Il est généralement admis que le Canada doit accroître le financement du soutien pharmacologique en vue d'assurer un traitement complet des troubles liés à l'abus de substances. Par exemple, le naltrexone et le disulfirame ne sont pas suffisamment prescrits et ne sont pas toujours couverts par les régimes d'assurance-médicaments provinciaux. Ce ne sont pas toutes les collectivités du pays qui ont accès à un traitement à la méthadone; du reste, l'acamprosate et la buprénorphine ne sont pas encore largement accessibles au Canada. 

Planificateurs, cliniciens et chercheurs en toxicomanie doivent collaborer pour veiller à ce que tous les Canadiens aient accès à une gamme de services et de programmes efficaces et de haute qualité qui s'inscrivent dans le continuum du traitement. Le gouvernement et le public doivent comprendre, grâce à la sensibilisation, que l'on devrait accorder au traitement de l'abus de substances la priorité qu'il mérite.

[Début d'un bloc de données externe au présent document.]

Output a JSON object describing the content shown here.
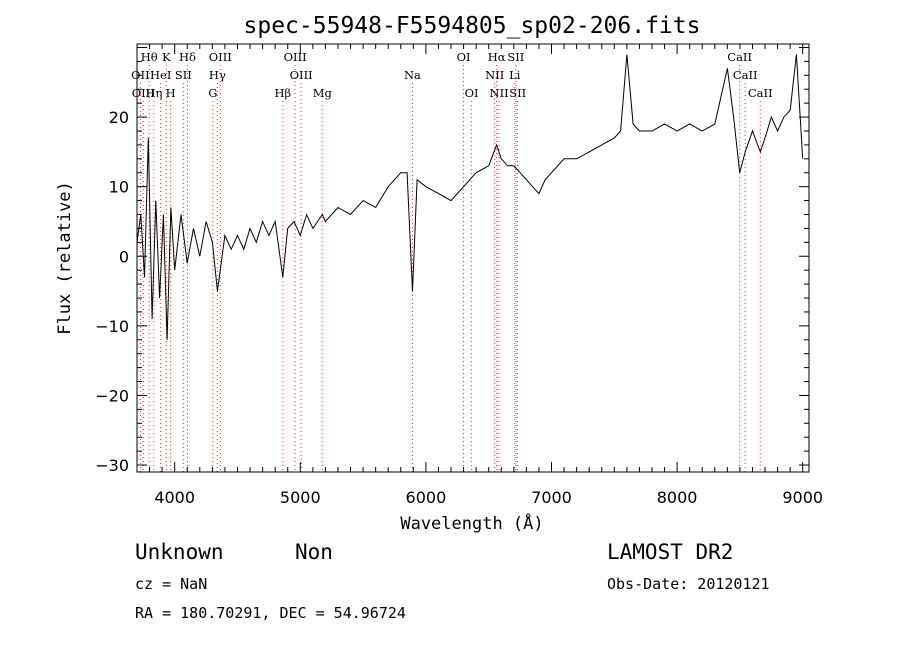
{
  "chart_data": {
    "type": "line",
    "title": "spec-55948-F5594805_sp02-206.fits",
    "xlabel": "Wavelength (Å)",
    "ylabel": "Flux (relative)",
    "xlim": [
      3700,
      9050
    ],
    "ylim": [
      -31,
      30.5
    ],
    "x_ticks": [
      4000,
      5000,
      6000,
      7000,
      8000,
      9000
    ],
    "y_ticks": [
      -30,
      -20,
      -10,
      0,
      10,
      20
    ],
    "grid": false,
    "line_color": "#000000",
    "marker_color": "#d62728",
    "spectral_lines": [
      {
        "label": "Hθ",
        "wavelength": 3797,
        "row": 0
      },
      {
        "label": "K",
        "wavelength": 3934,
        "row": 0
      },
      {
        "label": "Hδ",
        "wavelength": 4102,
        "row": 0
      },
      {
        "label": "OIII",
        "wavelength": 4363,
        "row": 0
      },
      {
        "label": "OIII",
        "wavelength": 4959,
        "row": 0
      },
      {
        "label": "OI",
        "wavelength": 6300,
        "row": 0
      },
      {
        "label": "Hα",
        "wavelength": 6563,
        "row": 0
      },
      {
        "label": "SII",
        "wavelength": 6716,
        "row": 0
      },
      {
        "label": "CaII",
        "wavelength": 8498,
        "row": 0
      },
      {
        "label": "OII",
        "wavelength": 3727,
        "row": 1
      },
      {
        "label": "HeI",
        "wavelength": 3889,
        "row": 1
      },
      {
        "label": "SII",
        "wavelength": 4069,
        "row": 1
      },
      {
        "label": "Hγ",
        "wavelength": 4340,
        "row": 1
      },
      {
        "label": "OIII",
        "wavelength": 5007,
        "row": 1
      },
      {
        "label": "Na",
        "wavelength": 5893,
        "row": 1
      },
      {
        "label": "NII",
        "wavelength": 6548,
        "row": 1
      },
      {
        "label": "Li",
        "wavelength": 6708,
        "row": 1
      },
      {
        "label": "CaII",
        "wavelength": 8542,
        "row": 1
      },
      {
        "label": "OIII",
        "wavelength": 3750,
        "row": 2
      },
      {
        "label": "Hη",
        "wavelength": 3835,
        "row": 2
      },
      {
        "label": "H",
        "wavelength": 3968,
        "row": 2
      },
      {
        "label": "G",
        "wavelength": 4304,
        "row": 2
      },
      {
        "label": "Hβ",
        "wavelength": 4861,
        "row": 2
      },
      {
        "label": "Mg",
        "wavelength": 5175,
        "row": 2
      },
      {
        "label": "OI",
        "wavelength": 6364,
        "row": 2
      },
      {
        "label": "NII",
        "wavelength": 6583,
        "row": 2
      },
      {
        "label": "SII",
        "wavelength": 6731,
        "row": 2
      },
      {
        "label": "CaII",
        "wavelength": 8662,
        "row": 2
      }
    ],
    "spectrum": [
      [
        3700,
        2
      ],
      [
        3730,
        6
      ],
      [
        3760,
        -3
      ],
      [
        3790,
        17
      ],
      [
        3820,
        -9
      ],
      [
        3850,
        8
      ],
      [
        3880,
        -6
      ],
      [
        3910,
        6
      ],
      [
        3940,
        -12
      ],
      [
        3970,
        7
      ],
      [
        4000,
        -2
      ],
      [
        4050,
        6
      ],
      [
        4100,
        -1
      ],
      [
        4150,
        4
      ],
      [
        4200,
        0
      ],
      [
        4250,
        5
      ],
      [
        4300,
        2
      ],
      [
        4340,
        -5
      ],
      [
        4400,
        3
      ],
      [
        4450,
        1
      ],
      [
        4500,
        3
      ],
      [
        4550,
        1
      ],
      [
        4600,
        4
      ],
      [
        4650,
        2
      ],
      [
        4700,
        5
      ],
      [
        4750,
        3
      ],
      [
        4800,
        5
      ],
      [
        4861,
        -3
      ],
      [
        4900,
        4
      ],
      [
        4950,
        5
      ],
      [
        5000,
        3
      ],
      [
        5050,
        6
      ],
      [
        5100,
        4
      ],
      [
        5175,
        6
      ],
      [
        5200,
        5
      ],
      [
        5300,
        7
      ],
      [
        5400,
        6
      ],
      [
        5500,
        8
      ],
      [
        5600,
        7
      ],
      [
        5700,
        10
      ],
      [
        5750,
        11
      ],
      [
        5800,
        12
      ],
      [
        5850,
        12
      ],
      [
        5893,
        -5
      ],
      [
        5930,
        11
      ],
      [
        6000,
        10
      ],
      [
        6100,
        9
      ],
      [
        6200,
        8
      ],
      [
        6300,
        10
      ],
      [
        6400,
        12
      ],
      [
        6500,
        13
      ],
      [
        6563,
        16
      ],
      [
        6600,
        14
      ],
      [
        6650,
        13
      ],
      [
        6700,
        13
      ],
      [
        6750,
        12
      ],
      [
        6800,
        11
      ],
      [
        6850,
        10
      ],
      [
        6900,
        9
      ],
      [
        6950,
        11
      ],
      [
        7000,
        12
      ],
      [
        7100,
        14
      ],
      [
        7200,
        14
      ],
      [
        7300,
        15
      ],
      [
        7400,
        16
      ],
      [
        7500,
        17
      ],
      [
        7550,
        18
      ],
      [
        7600,
        29
      ],
      [
        7650,
        19
      ],
      [
        7700,
        18
      ],
      [
        7800,
        18
      ],
      [
        7900,
        19
      ],
      [
        8000,
        18
      ],
      [
        8100,
        19
      ],
      [
        8200,
        18
      ],
      [
        8300,
        19
      ],
      [
        8400,
        27
      ],
      [
        8450,
        20
      ],
      [
        8498,
        12
      ],
      [
        8542,
        15
      ],
      [
        8600,
        18
      ],
      [
        8662,
        15
      ],
      [
        8700,
        17
      ],
      [
        8750,
        20
      ],
      [
        8800,
        18
      ],
      [
        8850,
        20
      ],
      [
        8900,
        21
      ],
      [
        8950,
        29
      ],
      [
        9000,
        14
      ]
    ]
  },
  "info": {
    "class": "Unknown",
    "subclass": "Non",
    "survey": "LAMOST DR2",
    "cz": "cz = NaN",
    "obs_date": "Obs-Date: 20120121",
    "coords": "RA = 180.70291, DEC =  54.96724"
  }
}
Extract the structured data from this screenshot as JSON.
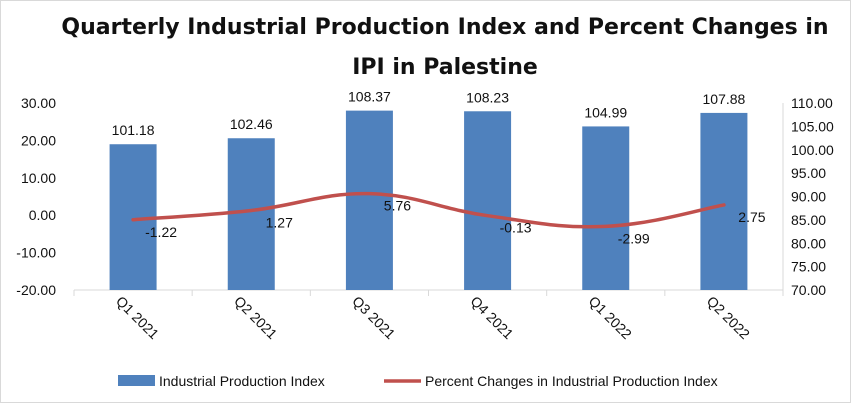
{
  "chart_data": {
    "type": "bar",
    "title_line1": "Quarterly Industrial Production Index and Percent Changes in",
    "title_line2": "IPI in Palestine",
    "categories": [
      "Q1 2021",
      "Q2 2021",
      "Q3 2021",
      "Q4 2021",
      "Q1 2022",
      "Q2 2022"
    ],
    "series": [
      {
        "name": "Industrial Production Index",
        "type": "bar",
        "axis": "right",
        "values": [
          101.18,
          102.46,
          108.37,
          108.23,
          104.99,
          107.88
        ],
        "labels": [
          "101.18",
          "102.46",
          "108.37",
          "108.23",
          "104.99",
          "107.88"
        ],
        "color": "#4f81bd"
      },
      {
        "name": "Percent Changes in Industrial Production Index",
        "type": "line",
        "axis": "left",
        "values": [
          -1.22,
          1.27,
          5.76,
          -0.13,
          -2.99,
          2.75
        ],
        "labels": [
          "-1.22",
          "1.27",
          "5.76",
          "-0.13",
          "-2.99",
          "2.75"
        ],
        "color": "#c0504d"
      }
    ],
    "y_left": {
      "min": -20,
      "max": 30,
      "ticks": [
        "30.00",
        "20.00",
        "10.00",
        "0.00",
        "-10.00",
        "-20.00"
      ]
    },
    "y_right": {
      "min": 70,
      "max": 110,
      "ticks": [
        "110.00",
        "105.00",
        "100.00",
        "95.00",
        "90.00",
        "85.00",
        "80.00",
        "75.00",
        "70.00"
      ]
    },
    "legend_position": "bottom",
    "grid": false
  }
}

Il faut accroître la collaboration avec les divers intervenants dans les systèmes de soins de santé, d'éducation, de services sociaux et de justice pénale, de façon à s'assurer que des services et des programmes de traitement efficaces sont accessibles aux toxicomanes et aux personnes aux prises avec des troubles liés à la consommation de substances, au moment et à l'endroit où elles en ont besoin.